Pour Laetitia Gomez, secrétaire générale de la CGT Intérim, « le Covid-19 a été pris à la légère par FedEx ». Le syndicat majoritaire parmi les entreprises d’intérim réclame « la fermeture du hub », après le décès d’un employé intérimaire de Manpower le 25 mars du Covid-19. Au moins 19 salariés du site sont contaminés par le coronavirus, selon la CGT pour qui le site de Roissy est un « cluster ».

« C’est de l’esclavage moderne »

« Ce sont les intérimaires qui font tourner les entreprises et plus particulièrement en ce moment », juge Mohamed El Mechachti de la CGT Randstad, l’une des plus importante entreprises de travail temporaire. « L’intérim a un coût qui se paye en flexibilité. Il y a 2,5 millions d’intérimaires en France, c’est de l’esclavage moderne », estime le syndicaliste.

Entre 23h30 et 4h30, Marie, intérimaire, « décharge les conteneurs des avions qui viennent d’Asie et des États-Unis. Ce n’est pas facile, les avions doivent repartir rapidement donc on doit se presser, mon dos est en vrac », confie la jeune femme. Mère célibataire avec un crédit à assumer, elle « n’a pas le choix ». « J’ai peur mais j’y vais », dit-elle. Mais depuis samedi, elle n’a pas été rappelée par son agence d’intérim. Non pas qu’elle ne souhaite plus travailler mais son employeur n’envoie plus d’intérimaire sur le site.
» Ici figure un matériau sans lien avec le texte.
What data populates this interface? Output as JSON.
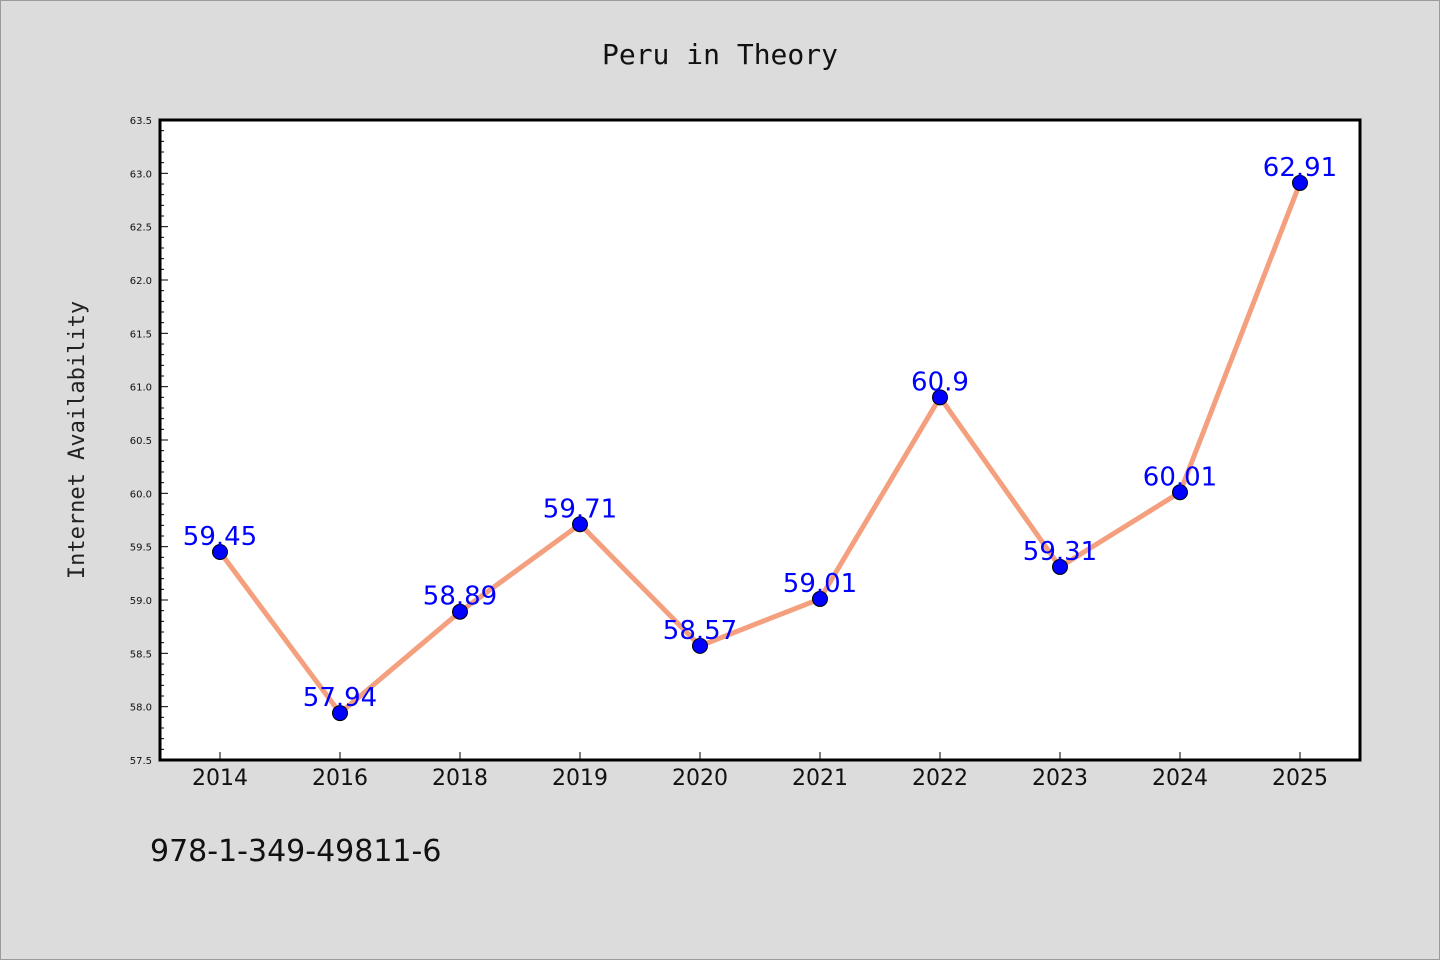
{
  "colors": {
    "background": "#dcdcdc",
    "plot_bg": "#ffffff",
    "line": "#f4a07e",
    "marker": "#0000ff",
    "label": "#0000ff"
  },
  "footer": {
    "code": "978-1-349-49811-6"
  },
  "chart_data": {
    "type": "line",
    "title": "Peru in Theory",
    "xlabel": "",
    "ylabel": "Internet Availability",
    "categories": [
      "2014",
      "2016",
      "2018",
      "2019",
      "2020",
      "2021",
      "2022",
      "2023",
      "2024",
      "2025"
    ],
    "series": [
      {
        "values": [
          59.45,
          57.94,
          58.89,
          59.71,
          58.57,
          59.01,
          60.9,
          59.31,
          60.01,
          62.91
        ]
      }
    ],
    "data_labels": [
      "59.45",
      "57.94",
      "58.89",
      "59.71",
      "58.57",
      "59.01",
      "60.9",
      "59.31",
      "60.01",
      "62.91"
    ],
    "ylim": [
      57.5,
      63.5
    ],
    "yticks": [
      "57.5",
      "58.0",
      "58.5",
      "59.0",
      "59.5",
      "60.0",
      "60.5",
      "61.0",
      "61.5",
      "62.0",
      "62.5",
      "63.0",
      "63.5"
    ],
    "grid": false,
    "legend": "none"
  }
}
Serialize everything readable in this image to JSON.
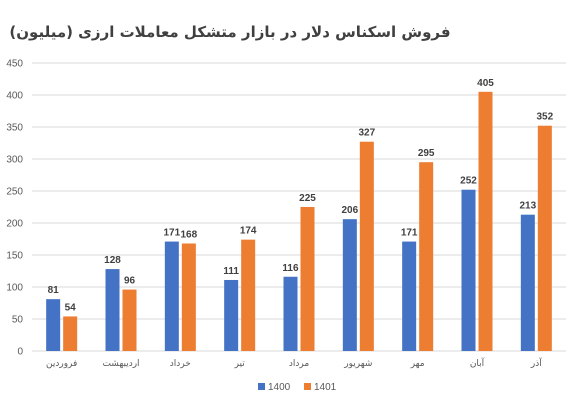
{
  "chart_data": {
    "type": "bar",
    "title": "فروش اسکناس دلار در بازار متشکل معاملات ارزی (میلیون)",
    "categories": [
      "فروردین",
      "اردیبهشت",
      "خرداد",
      "تیر",
      "مرداد",
      "شهریور",
      "مهر",
      "آبان",
      "آذر"
    ],
    "series": [
      {
        "name": "1400",
        "values": [
          81,
          128,
          171,
          111,
          116,
          206,
          171,
          252,
          213
        ],
        "color": "#4472C4"
      },
      {
        "name": "1401",
        "values": [
          54,
          96,
          168,
          174,
          225,
          327,
          295,
          405,
          352
        ],
        "color": "#ED7D31"
      }
    ],
    "yticks": [
      0,
      50,
      100,
      150,
      200,
      250,
      300,
      350,
      400,
      450
    ],
    "ylim": [
      0,
      450
    ],
    "grid": true,
    "legend": "bottom-center",
    "data_labels": true,
    "grid_color": "#D9D9D9",
    "text_color": "#595959"
  }
}
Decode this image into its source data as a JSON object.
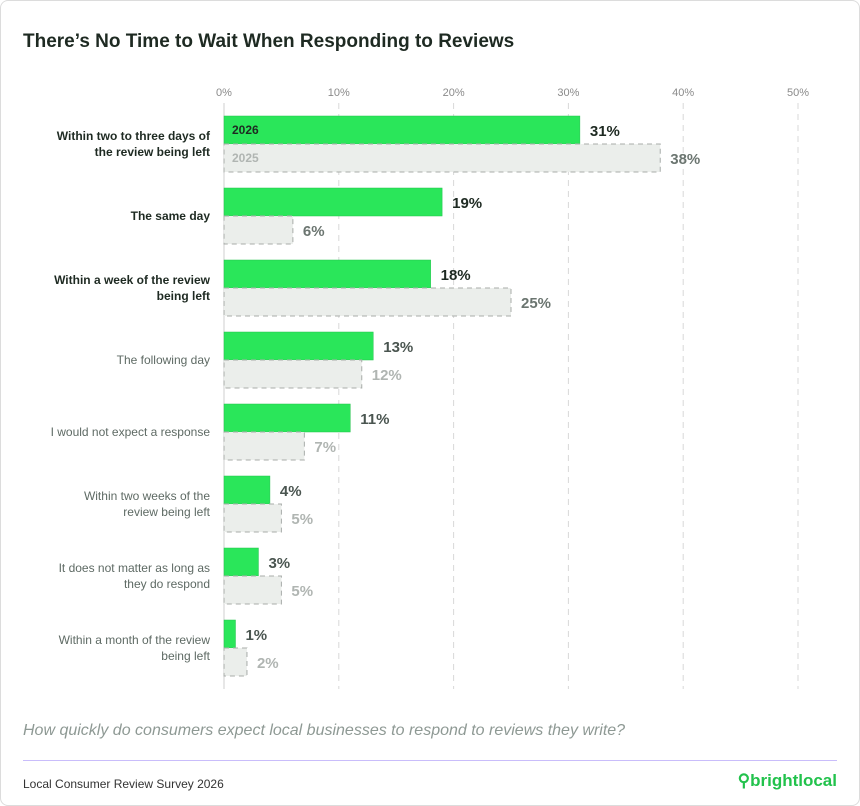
{
  "title": "There’s No Time to Wait When Responding to Reviews",
  "question": "How quickly do consumers expect local businesses to respond to reviews they write?",
  "source": "Local Consumer Review Survey 2026",
  "logo": "brightlocal",
  "colors": {
    "series_2026": "#2ae65a",
    "series_2025": "#ebeeeb",
    "logo": "#22c24c"
  },
  "chart_data": {
    "type": "bar",
    "orientation": "horizontal",
    "title": "There’s No Time to Wait When Responding to Reviews",
    "xlim": [
      0,
      50
    ],
    "ticks": [
      "0%",
      "10%",
      "20%",
      "30%",
      "40%",
      "50%"
    ],
    "tick_values": [
      0,
      10,
      20,
      30,
      40,
      50
    ],
    "grid": true,
    "categories": [
      "Within two to three days of\nthe review being left",
      "The same day",
      "Within a week of the review\nbeing left",
      "The following day",
      "I would not expect a response",
      "Within two weeks of the\nreview being left",
      "It does not matter as long as\nthey do respond",
      "Within a month of the review\nbeing left"
    ],
    "highlighted": [
      true,
      true,
      true,
      false,
      false,
      false,
      false,
      false
    ],
    "series": [
      {
        "name": "2026",
        "values": [
          31,
          19,
          18,
          13,
          11,
          4,
          3,
          1
        ]
      },
      {
        "name": "2025",
        "values": [
          38,
          6,
          25,
          12,
          7,
          5,
          5,
          2
        ]
      }
    ]
  }
}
Les entreprises de travail temporaire Manpower, Adecco, Randstad, CRIT et Start People se sont engagées à ne plus envoyer d’employés après la mise en demeure du géant américain par l’inspection du travail qui a effectué une visite jeudi soir. La Direccte Ile-de-France (Direction régionale des entreprises, de la concurrence) lui intime d’adapter les équipements de protection individuelle fournis aux salariés aux risques encourus : masques, gants et combinaisons jetables en nombre suffisant. Dans un courrier, elle critique aussi les mesures de nettoyage et désinfection du site.

« De la poudre aux yeux »

FedEx a contesté la mise en demeure et a lancé lundi un recours. Depuis « presque un mois, nous avons adapté nos mesures de sécurité aux préconisations des autorités françaises », assure Julien Ducoup, directeur général des opérations du hub FedEx de Roissy qui a réorganisé l’accès au site sans obligation d’utiliser son empreinte digitale. FedEx met à disposition « du gel hydroalcoolique et deux masques par salarié », ajoute-t-il.
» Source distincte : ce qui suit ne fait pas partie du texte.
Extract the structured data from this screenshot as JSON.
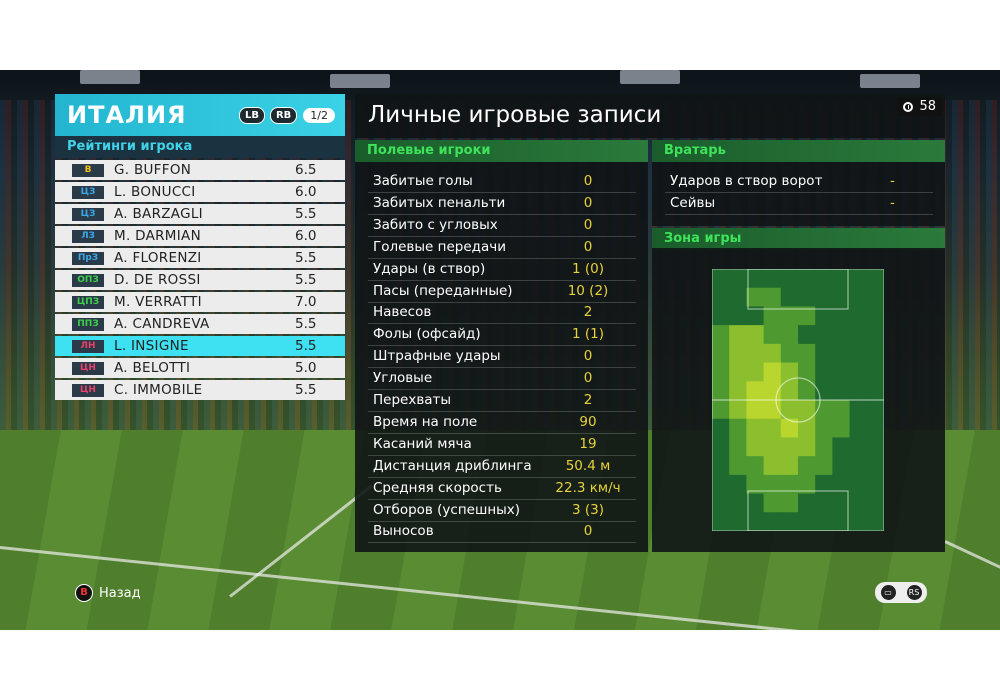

Pour Alain, « FedEx est une bonne boîte par rapport à d’autres concurrents comme DHL ou La Poste » pour qui il a travaillé. « Tout le monde veut y bosser, il y a une bonne cantine et même un dortoir si on est fatigué la nuit », détaille le quinquagénaire mais « ils ont fait n’importe quoi avec notre santé ! On est en première ligne, il faut nous respecter, on a des droits nous aussi », s’insurge l’intérimaire.

« Le respect des règles, c’est de la poudre aux yeux », juge Souad. « On te dit qu’il faut charger, décharger et trier très vite car les avions doivent partir donc on est plusieurs sur une même zone de triage et si tu ne le fais pas, tu as peur de ne pas être rappelé », confie l’intérimaire qui n’a pas osé réclamer une nouvelle paire de gants après l’avoir trouée. « On travaille au jour le jour. Soit tu as le Covid, soit tu meurs de faim ».